In one way I owe Brian Glanville a great deal. Between the ages of 11 and 12 I more or less stopped reading. Up to then I had consumed the usual diet of Enid Blyton adventures and Anthony Buckeridge prep school stories. But then I quit, unless you consider that reading means the keen consumption, whenever I could get them, of Commando and Battle Picture Library strip comic books. "This is where you get yours Fritz! Achtung! For you ze var is ofer Tommy". I've blogged before about the odd assumptions that secondary school teachers at that time made about our reading tastes. But Brian Glanville came to my rescue.

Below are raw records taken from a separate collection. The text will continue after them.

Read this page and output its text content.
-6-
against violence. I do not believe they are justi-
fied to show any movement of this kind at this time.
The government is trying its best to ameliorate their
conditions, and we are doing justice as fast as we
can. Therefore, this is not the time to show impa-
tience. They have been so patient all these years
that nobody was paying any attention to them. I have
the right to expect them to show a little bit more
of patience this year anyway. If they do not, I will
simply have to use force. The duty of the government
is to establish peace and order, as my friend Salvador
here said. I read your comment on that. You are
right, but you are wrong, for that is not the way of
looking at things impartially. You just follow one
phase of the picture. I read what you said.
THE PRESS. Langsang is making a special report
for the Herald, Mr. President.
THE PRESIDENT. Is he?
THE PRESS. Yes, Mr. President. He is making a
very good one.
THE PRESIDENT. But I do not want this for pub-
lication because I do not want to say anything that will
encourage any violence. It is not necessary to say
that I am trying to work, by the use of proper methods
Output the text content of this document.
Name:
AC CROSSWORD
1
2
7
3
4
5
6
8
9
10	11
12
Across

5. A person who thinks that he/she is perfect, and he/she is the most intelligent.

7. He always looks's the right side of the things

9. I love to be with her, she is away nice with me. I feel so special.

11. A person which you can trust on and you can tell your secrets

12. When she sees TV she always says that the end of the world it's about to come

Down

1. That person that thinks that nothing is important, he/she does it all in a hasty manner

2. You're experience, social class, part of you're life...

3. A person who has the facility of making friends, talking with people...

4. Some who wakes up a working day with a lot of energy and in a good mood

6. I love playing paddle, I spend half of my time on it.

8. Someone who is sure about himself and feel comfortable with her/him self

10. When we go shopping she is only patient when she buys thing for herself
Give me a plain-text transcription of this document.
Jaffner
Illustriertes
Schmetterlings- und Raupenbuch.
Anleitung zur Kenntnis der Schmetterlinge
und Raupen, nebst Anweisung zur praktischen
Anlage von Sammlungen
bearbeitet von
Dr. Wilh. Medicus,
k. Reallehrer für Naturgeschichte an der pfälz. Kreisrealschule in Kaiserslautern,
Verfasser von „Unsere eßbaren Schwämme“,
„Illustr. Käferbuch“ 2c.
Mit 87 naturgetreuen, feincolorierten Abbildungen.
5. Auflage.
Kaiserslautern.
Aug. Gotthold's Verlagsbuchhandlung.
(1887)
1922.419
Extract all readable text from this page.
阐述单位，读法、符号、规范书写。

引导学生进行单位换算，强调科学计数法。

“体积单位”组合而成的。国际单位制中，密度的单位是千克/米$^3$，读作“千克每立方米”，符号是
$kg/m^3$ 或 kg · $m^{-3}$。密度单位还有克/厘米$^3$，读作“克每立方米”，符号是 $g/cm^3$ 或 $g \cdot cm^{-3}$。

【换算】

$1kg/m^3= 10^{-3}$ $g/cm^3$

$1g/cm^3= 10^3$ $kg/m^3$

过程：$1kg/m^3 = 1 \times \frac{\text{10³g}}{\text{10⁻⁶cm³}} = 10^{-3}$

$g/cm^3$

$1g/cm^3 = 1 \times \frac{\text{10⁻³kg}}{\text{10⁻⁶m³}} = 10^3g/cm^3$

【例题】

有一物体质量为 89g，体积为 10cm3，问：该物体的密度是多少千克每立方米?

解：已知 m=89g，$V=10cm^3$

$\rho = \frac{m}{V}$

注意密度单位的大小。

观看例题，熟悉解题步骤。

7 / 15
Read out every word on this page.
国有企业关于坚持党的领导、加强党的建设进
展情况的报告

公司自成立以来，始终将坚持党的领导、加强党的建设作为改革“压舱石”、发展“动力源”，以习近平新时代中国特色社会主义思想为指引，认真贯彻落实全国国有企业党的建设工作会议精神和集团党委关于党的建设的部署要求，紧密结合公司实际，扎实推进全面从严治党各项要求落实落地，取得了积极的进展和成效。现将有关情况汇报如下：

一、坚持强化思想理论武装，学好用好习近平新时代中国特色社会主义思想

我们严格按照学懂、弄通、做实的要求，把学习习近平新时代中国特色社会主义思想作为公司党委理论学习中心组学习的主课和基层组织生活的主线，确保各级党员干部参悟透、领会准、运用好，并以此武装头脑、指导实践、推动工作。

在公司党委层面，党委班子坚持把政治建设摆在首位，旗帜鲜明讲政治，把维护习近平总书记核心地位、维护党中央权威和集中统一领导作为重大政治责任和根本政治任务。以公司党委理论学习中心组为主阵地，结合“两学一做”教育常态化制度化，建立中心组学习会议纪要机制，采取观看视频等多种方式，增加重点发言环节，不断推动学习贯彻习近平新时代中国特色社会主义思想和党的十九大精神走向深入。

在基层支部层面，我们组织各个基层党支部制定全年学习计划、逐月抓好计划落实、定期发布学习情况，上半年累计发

For reasons that are obscure to me, and are perhaps no more profound than my parent's recognition of my all consuming, and given my lack of talent, wildly unrealistic, fantasy that I was going to become a professional football player, I was given a copy of Glanville's novel for teenage boys Goalkeepers are Different. I read it immediately. Twice. It is, though obviously I wouldn't have put it like that at the time, a Bildungsroman and, crucially, it was about people living now, who weren't completely different from myself. Somehow it kick-started me back into a reading habit that led to John Wyndham and a love of science-fiction. OK , it wasn't Jane Austen, but it was better than nothing.
For 40 years I had more or less forgotten Brian Glanville. I knew he was considered one of the best journalists writing about football, but I had no idea he had written novels for adults. Then a few weeks ago I acquired a copy of his long out of print 1974 novel The Comic republished a decade or so ago in paperback by Smaller Sky Books. It is actually a very fine piece of work, a first person narrative told from the point of view of an over the hill comic sitting in rehab after some kind of breakdown.
The ingredients are all pretty standard, pick and mix the life story of Max Miller, Tony Hancock, Max Wall and tens of others, but it is done with style and sensitivity. And it pretty much gets to the heart of the love-hate relationship between the stand-up comedian, their audience, their family, the agents, and the promoters. In the end the protagonist finds some sort of redemption and insight into their own lonely predicament through taking on a straight role in regular theater.
One man, in the spotlight, trying to make other people laugh by being something he is not; living and dying by the reaction to his last performance. There is something in it that in etiolated form is vaguely reminiscent of being a university lecturer.
Smaller Sky Books, by the way, seems to be owned by John Wain's son.